Rep. Richard Laird is tired of wading through dozens of lobbyists just to get from his office to the floor of the House.
The Roanoke Democrat gets aggravated every time he has to push his way through the hallways. It just shouldn't be that way, he said.
Outside the room where the House Public Safety Committee meets, Rep. David Grimes has seen times when citizens can't get into the room. It's too small, so they line the hallways trying their best to hear what's going on inside.
When people can't get into the meetings, they get mad, Grimes, R-Montgomery, said.
Tired of jostling past lobbyists and watching the public get shut out of committee meetings, Laird decided it was time to do something.
So he sponsored a bill that created the Legislative Building Committee and charges the panel with the task of analyzing how to best use the limited space in the State House. Everything is on the table -- including renovation and even construction of a new State House.
Gov. Bob Riley signed the bill Thursday.
"We have been talking about this for many years," said Laird. "Sometimes we have to wade through 300 lobbyists in the hallways."
The bill has its detractors -- especially those who oppose any plan to build a new State House. Grimes, R-Montgomery, won't support new construction.
"I don't think that's necessary at this point," said Grimes, who pointed out he thinks
the Senate is already too elaborate.
But he does agree that more meeting space is needed. The House Public Safety Committee is a good example of the problem.
"Every meeting they have, people are spilling out into the hall," Grimes said.
Rep. Thad McClammy, D-Montgomery, chairs that committee. The tight quarters don't allow much room for would-be spectators, he said.
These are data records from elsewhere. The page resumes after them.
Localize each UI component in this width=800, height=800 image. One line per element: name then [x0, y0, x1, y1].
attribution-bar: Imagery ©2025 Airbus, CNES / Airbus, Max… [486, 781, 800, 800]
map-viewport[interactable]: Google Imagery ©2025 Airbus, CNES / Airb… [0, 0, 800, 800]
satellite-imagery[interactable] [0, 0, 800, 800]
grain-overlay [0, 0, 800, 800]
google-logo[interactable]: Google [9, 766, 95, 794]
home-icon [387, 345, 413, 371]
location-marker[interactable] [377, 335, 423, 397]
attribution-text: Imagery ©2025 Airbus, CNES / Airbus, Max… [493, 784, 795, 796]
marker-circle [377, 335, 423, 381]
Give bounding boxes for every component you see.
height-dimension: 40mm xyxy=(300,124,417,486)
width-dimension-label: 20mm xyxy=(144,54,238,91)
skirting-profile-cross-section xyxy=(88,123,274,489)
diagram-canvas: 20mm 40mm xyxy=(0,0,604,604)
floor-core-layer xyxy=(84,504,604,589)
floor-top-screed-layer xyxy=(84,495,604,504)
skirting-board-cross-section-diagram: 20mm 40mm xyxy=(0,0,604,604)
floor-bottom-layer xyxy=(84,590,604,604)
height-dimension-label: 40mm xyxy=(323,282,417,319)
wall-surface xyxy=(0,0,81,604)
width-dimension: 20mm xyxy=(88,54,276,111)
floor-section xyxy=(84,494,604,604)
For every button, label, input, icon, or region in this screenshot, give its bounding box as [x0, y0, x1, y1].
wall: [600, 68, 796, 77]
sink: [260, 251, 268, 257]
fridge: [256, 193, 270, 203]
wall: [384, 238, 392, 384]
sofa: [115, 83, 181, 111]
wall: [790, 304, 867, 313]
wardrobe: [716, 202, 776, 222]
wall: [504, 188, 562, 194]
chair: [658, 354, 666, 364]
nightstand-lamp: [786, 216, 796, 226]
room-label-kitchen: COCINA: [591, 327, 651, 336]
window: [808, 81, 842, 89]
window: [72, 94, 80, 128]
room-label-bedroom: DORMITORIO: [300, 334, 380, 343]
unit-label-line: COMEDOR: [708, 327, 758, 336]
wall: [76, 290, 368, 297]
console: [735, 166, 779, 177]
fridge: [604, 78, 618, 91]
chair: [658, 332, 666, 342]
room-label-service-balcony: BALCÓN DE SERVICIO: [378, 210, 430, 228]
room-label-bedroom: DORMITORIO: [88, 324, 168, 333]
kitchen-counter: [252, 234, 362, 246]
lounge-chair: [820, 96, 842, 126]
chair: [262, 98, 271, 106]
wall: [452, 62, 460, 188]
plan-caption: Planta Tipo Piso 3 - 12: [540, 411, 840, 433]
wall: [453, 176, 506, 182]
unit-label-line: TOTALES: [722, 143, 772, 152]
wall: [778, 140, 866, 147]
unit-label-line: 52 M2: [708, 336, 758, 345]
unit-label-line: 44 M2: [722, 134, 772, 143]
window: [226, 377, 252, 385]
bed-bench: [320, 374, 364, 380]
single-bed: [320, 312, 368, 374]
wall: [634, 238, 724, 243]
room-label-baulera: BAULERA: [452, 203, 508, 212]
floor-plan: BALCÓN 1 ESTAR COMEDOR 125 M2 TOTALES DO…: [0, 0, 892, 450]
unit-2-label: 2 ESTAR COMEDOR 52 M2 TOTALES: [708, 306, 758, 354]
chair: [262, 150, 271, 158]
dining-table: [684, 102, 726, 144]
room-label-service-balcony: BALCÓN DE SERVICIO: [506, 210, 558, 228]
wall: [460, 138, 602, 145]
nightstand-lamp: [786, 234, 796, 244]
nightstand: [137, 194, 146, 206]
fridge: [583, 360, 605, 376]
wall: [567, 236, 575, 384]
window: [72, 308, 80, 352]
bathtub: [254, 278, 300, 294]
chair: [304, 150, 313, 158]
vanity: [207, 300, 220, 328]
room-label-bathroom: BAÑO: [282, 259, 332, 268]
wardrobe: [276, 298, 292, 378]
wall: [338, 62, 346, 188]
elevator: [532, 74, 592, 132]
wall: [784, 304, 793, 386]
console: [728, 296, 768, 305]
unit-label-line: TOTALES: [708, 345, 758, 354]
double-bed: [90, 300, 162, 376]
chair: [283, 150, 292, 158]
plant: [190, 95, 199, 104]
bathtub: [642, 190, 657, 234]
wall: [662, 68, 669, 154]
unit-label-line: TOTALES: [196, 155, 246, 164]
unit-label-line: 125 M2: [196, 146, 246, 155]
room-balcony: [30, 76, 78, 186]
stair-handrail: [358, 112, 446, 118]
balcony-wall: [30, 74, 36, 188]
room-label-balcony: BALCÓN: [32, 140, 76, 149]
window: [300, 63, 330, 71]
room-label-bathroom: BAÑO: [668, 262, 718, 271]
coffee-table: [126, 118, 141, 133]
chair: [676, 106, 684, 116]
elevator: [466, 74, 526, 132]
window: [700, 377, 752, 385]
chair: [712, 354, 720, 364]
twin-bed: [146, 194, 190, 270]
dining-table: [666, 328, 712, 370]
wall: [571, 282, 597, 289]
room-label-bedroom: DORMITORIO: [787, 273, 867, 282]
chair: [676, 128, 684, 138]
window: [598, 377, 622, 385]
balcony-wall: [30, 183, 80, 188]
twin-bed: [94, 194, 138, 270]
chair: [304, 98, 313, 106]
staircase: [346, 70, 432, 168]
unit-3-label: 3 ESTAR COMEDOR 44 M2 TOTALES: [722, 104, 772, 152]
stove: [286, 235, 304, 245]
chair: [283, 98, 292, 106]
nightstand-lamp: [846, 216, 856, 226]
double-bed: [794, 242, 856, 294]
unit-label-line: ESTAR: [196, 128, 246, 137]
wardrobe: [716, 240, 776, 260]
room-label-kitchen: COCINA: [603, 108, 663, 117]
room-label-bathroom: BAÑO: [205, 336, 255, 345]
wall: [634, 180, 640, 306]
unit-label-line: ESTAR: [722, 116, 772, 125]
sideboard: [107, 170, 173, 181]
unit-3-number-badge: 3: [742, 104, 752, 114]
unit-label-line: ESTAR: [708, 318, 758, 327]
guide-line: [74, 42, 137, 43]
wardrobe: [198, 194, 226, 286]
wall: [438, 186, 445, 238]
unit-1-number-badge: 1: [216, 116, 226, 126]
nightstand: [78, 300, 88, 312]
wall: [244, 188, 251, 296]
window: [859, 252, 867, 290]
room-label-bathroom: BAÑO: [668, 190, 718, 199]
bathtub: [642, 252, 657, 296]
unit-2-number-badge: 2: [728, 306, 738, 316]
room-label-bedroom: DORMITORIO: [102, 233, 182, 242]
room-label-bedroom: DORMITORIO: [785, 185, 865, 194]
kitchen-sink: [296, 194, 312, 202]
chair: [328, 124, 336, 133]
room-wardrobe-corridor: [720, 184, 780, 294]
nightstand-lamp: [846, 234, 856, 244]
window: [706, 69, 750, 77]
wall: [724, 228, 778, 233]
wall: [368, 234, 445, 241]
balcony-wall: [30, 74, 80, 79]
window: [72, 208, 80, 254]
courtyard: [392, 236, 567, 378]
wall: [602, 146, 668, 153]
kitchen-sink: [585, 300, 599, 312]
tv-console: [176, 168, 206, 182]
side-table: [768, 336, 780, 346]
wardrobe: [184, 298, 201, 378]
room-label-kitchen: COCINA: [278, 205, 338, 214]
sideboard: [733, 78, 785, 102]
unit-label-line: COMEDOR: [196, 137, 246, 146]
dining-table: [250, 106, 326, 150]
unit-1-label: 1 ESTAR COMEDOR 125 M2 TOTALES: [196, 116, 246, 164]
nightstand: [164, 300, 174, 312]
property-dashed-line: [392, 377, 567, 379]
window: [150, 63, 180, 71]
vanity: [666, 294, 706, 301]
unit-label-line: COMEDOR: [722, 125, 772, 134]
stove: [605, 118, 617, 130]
"They think they deserve more and they do," said McClammy, referring to people who routinely find themselves standing in the hallways.
Sen. Wendell Mitchell has seen similar meeting space issues in the Senate, particularly when public hearings are scheduled.
"When you have a major issue, people line the walls," said the senator from Luverne.
McClammy said most citizens don't understand how cramped quarters are at the State House, so he thinks talk about renovation or a new building won't have much public support.
"They probably think we live in some luxury," he said. "The average legislator is conducting business in something about the size of a big broom closet."
Sen. Larry Dixon, R-Montgomery, sees the space problem differently. If legislators didn't hire unnecessary staff, space wouldn't be an issue, he said.
"The Legislature is expanding itself," Dixon said. "If we didn't hire them, we wouldn't need more space."
A plan to move the Alabama attorney general's office out of the State House would free up 90,000 square feet of space. The attorney general's office would be relocated to the old Public Safety Building in front of the Capitol by August 2008.
However, the Legislature hasn't appropriated money to cover the move, said Chris Bence, spokesman for the attorney general's office.
Those funds also would be needed to cover the 60 percent increase in rent the attorney general's office would pay the state finance department for space that's about 5,000 square feet less than the State House location.
Bence said until the financial issue is resolved, the office will stay put.
"We're pretty much stuck where we are," he said.